All those issues are as real today as they were in the 1960’s. The difference is that we have changed. Watching the utter dysfunction and woeful partisan division of government at every level, has deflated our sense of ourselves as titans of social change, and has made clear that steering the system is a painfully incremental process. Wall Street is still reaping disproportionate profit. The racial and social divide is as big as or bigger than ever. And we can barely get along well enough to confront foreign enemies or agree on accepting refugees and immigrants or even keep the lights on and the garbage picked up.
It is said that if you are a conservative as a young person you have no heart, and if you are a liberal as an older person you have no head. These days, I don’t consider myself either a conservative or a liberal, but I am a pragmatic idealist.
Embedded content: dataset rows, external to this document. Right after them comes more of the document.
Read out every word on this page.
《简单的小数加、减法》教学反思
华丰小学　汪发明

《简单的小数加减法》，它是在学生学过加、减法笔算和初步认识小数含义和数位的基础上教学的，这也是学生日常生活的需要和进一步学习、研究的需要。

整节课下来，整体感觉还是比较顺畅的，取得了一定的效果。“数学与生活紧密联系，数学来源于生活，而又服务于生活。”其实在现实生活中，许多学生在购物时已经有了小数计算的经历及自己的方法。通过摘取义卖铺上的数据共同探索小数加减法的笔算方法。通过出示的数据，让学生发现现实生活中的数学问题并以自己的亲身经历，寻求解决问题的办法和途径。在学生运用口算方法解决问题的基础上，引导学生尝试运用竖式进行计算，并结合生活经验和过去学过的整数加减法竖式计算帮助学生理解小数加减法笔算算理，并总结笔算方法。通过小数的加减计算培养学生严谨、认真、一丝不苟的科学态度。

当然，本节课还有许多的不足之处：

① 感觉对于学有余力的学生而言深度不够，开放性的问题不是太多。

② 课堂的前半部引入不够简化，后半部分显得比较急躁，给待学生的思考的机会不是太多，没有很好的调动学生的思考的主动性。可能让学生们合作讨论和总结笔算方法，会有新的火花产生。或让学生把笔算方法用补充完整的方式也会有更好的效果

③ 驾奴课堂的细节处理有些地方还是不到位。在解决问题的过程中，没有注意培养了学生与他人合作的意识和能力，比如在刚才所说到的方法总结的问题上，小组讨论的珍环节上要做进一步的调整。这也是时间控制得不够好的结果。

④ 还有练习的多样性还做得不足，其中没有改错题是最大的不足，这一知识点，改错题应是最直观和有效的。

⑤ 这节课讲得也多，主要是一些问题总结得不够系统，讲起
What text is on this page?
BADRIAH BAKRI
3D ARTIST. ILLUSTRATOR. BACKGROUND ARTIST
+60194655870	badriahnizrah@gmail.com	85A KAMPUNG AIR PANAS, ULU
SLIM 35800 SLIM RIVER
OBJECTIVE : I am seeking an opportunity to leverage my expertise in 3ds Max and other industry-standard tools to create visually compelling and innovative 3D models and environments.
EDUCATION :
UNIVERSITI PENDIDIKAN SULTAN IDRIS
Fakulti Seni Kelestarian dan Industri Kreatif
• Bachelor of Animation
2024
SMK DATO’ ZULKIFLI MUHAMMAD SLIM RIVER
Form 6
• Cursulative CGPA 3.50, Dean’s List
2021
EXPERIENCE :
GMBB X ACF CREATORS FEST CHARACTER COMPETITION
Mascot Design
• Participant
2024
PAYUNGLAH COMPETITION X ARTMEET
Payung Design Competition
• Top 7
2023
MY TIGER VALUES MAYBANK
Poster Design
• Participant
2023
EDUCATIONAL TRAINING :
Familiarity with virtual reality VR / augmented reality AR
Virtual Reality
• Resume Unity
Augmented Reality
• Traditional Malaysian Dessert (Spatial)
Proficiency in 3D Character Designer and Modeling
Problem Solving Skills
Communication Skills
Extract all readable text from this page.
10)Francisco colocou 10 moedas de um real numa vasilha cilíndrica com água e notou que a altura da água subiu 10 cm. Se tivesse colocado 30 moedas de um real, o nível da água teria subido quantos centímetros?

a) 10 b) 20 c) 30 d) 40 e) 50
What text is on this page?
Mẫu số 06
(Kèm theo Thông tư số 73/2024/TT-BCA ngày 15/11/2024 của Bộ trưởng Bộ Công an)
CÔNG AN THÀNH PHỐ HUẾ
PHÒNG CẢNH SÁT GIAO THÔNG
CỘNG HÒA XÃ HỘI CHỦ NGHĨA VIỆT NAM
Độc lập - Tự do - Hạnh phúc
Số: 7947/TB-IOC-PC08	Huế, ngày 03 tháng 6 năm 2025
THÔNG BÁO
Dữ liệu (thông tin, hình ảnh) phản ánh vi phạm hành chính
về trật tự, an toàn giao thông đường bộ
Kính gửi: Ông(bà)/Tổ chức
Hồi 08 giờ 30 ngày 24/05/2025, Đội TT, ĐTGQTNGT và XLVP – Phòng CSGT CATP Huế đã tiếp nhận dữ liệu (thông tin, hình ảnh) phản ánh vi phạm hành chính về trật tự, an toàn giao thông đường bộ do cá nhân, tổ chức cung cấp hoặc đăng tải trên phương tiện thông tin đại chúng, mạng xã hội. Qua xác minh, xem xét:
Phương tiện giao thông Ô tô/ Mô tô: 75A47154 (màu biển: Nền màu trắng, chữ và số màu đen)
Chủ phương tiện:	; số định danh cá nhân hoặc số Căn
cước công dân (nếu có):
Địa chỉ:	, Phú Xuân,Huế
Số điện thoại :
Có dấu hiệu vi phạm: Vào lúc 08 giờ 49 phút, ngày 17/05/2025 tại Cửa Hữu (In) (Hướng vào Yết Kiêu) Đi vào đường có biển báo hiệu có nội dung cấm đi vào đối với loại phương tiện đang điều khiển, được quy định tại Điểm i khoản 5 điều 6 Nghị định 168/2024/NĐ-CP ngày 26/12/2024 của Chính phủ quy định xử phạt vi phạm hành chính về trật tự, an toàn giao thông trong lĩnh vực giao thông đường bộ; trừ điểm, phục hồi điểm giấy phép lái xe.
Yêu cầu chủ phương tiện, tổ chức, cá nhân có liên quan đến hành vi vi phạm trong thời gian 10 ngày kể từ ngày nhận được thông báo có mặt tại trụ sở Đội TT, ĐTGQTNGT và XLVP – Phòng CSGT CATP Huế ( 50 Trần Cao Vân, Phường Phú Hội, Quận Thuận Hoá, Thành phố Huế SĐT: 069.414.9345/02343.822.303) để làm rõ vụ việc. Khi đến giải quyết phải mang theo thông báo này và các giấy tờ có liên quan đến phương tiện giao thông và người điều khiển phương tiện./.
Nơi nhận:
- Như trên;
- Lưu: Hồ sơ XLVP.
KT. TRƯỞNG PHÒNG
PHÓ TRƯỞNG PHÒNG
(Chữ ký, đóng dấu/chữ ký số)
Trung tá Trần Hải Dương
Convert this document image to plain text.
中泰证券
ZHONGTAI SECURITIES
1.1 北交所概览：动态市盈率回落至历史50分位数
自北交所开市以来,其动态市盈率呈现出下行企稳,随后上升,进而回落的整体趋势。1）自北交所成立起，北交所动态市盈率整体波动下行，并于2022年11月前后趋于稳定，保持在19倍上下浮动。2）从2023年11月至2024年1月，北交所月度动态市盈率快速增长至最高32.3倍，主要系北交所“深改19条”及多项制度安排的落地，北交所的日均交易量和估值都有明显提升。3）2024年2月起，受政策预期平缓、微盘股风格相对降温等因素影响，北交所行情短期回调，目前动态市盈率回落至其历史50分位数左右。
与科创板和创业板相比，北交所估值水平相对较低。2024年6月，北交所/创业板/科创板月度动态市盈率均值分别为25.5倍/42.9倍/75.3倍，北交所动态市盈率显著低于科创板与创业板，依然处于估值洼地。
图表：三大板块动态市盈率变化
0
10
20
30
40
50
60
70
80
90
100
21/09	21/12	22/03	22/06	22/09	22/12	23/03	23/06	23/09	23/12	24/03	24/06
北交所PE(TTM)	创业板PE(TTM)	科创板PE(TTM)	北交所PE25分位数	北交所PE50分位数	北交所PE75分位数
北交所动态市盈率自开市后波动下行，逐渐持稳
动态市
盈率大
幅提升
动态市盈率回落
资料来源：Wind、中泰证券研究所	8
I still cherish the notion of a fairer world, but understand how enormously complicated is the real world.
It doesn’t seem as if Bernie Sanders got that memo. He is a charming, sincere, impassioned but utterly impractical man who has zero chance of getting elected and if that miracle were to occur, has zero chance of getting congress to go along with his socialist agenda.
Last night, Hillary Clinton became the Democratic nominee, in fact if not in name. Hers was the voice of the old time liberal who grew up to become the pragmatically progressive First Lady, senator and Secretary of State. She knows what real world government can or cannot do. The Benghazi hoax will be gone by next November and its ruthlessly partisan promoters will be utterly revealed as political hatchet men.
Similarly, the email scandalette will be all played out by then with a finding of No Harm, No Foul.
While Secretary Clinton is not a perfect candidate and could be beaten by an assertive, competent, open-minded, inclusively moderate Republican, it is unlikely that the GOP will nominate such a person. Immigration and abortion will distort their platform, as it usually does. And those for whom those issues are defining will have no trouble picking a side.
But what about Vice President Joe Biden you ask? He has missed the train. He had a brief window of opportunity that has now passed leaving him waiting at the station.
It will be Hillary Clinton versus Donald Trump, and the nation will choose between two baby boomers of my generation that went off in different directions. One, Trump, flamboyant, edgy and filled with the swagger of 1950’s-style American exceptionalism, the other, Hillary, not particularly charming and banged up, but indisputably competent and able to compromise.
It will be closer than anyone expects.
And what will happen to feisty idealist Senator Bernie Sanders? Like Dr. Ben Carson, the brilliant creationist on the other side of the political and social spectrum, Bernie will continue to rage about injustice. Both will be beloved, but neither will be president of anything bigger than a university or library.